He sketched the scene in Haddo's Hole, where the tenement bairns
poured out as pure a gift of love and mercy and self-sacrifice as
had ever been laid at the foot of a Scottish altar. He told of the
search for the lately ransomed and lost terrier, by the lavish use
of oil and candles; of Bobby's coming down Castle Rock in the fog,
battered and bruised for a month's careful tending by an old Heriot
laddie. His feet still showed the scars of that perilous descent.
He himself, remorseful, had gone with the Biblereader from the
Medical Mission in the Cowgate to the dormer-lighted closet in
College Wynd, where Auld Jock had died.

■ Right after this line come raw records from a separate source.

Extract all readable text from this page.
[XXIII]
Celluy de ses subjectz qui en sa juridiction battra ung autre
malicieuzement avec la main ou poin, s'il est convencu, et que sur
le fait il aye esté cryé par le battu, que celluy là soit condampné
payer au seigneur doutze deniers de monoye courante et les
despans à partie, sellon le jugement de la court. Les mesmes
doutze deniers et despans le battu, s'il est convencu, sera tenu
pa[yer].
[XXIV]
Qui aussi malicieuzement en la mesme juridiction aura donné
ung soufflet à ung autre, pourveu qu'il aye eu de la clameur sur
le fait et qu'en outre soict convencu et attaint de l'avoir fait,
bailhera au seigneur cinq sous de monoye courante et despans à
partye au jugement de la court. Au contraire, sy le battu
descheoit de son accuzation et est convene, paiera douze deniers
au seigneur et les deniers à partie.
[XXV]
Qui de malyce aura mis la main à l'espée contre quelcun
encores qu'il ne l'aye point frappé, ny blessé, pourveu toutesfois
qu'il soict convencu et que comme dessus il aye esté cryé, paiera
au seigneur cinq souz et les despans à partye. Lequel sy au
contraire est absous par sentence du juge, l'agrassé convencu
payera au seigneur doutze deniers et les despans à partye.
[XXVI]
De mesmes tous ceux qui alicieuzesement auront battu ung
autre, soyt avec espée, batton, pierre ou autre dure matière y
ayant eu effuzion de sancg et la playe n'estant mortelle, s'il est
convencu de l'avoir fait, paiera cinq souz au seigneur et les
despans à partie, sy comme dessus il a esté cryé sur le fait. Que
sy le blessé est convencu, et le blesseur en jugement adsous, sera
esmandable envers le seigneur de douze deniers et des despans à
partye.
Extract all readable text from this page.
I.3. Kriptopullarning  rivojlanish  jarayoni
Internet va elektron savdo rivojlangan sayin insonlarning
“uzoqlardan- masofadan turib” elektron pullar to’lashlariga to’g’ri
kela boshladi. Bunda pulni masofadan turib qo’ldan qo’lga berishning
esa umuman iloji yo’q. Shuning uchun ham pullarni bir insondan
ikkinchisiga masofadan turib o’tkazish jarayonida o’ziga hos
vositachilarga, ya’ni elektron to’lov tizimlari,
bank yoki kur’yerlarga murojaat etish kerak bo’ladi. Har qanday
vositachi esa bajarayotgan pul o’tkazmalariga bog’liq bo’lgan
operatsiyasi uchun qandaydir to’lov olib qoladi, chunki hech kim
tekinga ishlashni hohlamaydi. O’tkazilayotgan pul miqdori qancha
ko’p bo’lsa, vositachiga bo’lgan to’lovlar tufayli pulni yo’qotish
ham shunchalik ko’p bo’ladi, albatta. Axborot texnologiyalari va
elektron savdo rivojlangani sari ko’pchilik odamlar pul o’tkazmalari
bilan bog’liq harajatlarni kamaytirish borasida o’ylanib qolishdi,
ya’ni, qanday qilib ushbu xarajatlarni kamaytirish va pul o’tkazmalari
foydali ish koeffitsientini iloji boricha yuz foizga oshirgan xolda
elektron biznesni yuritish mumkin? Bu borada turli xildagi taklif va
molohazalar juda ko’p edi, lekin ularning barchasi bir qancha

Now he described the
classic fireplace of white freestone, with its boxed-in bed, where
the Pentland shepherd lay like some effigy on a bier, with the wee
guardian dog stretched on the flagged hearth below.
"What a subject for a monument!" The Grand Leddy looked across the
top of the slope at the sleeping Skye. "I suppose there is no
portrait of Bobby."
"Ay, your Leddyship; I have a drawing in the dining rooms, sketched
by Mr. Daniel Maclise. He was here a year or twa ago, just before
his death, doing some commission, and often had his tea in my bit
place. I told him Bobby's story, and he made the sketch for me as a
souvenir of his veesit."
"I am sure you prize it, Mr. Traill. Mr. Maclise was a talented
artist, but he was not especially an animal painter. There really
is no one since Landseer paints no more.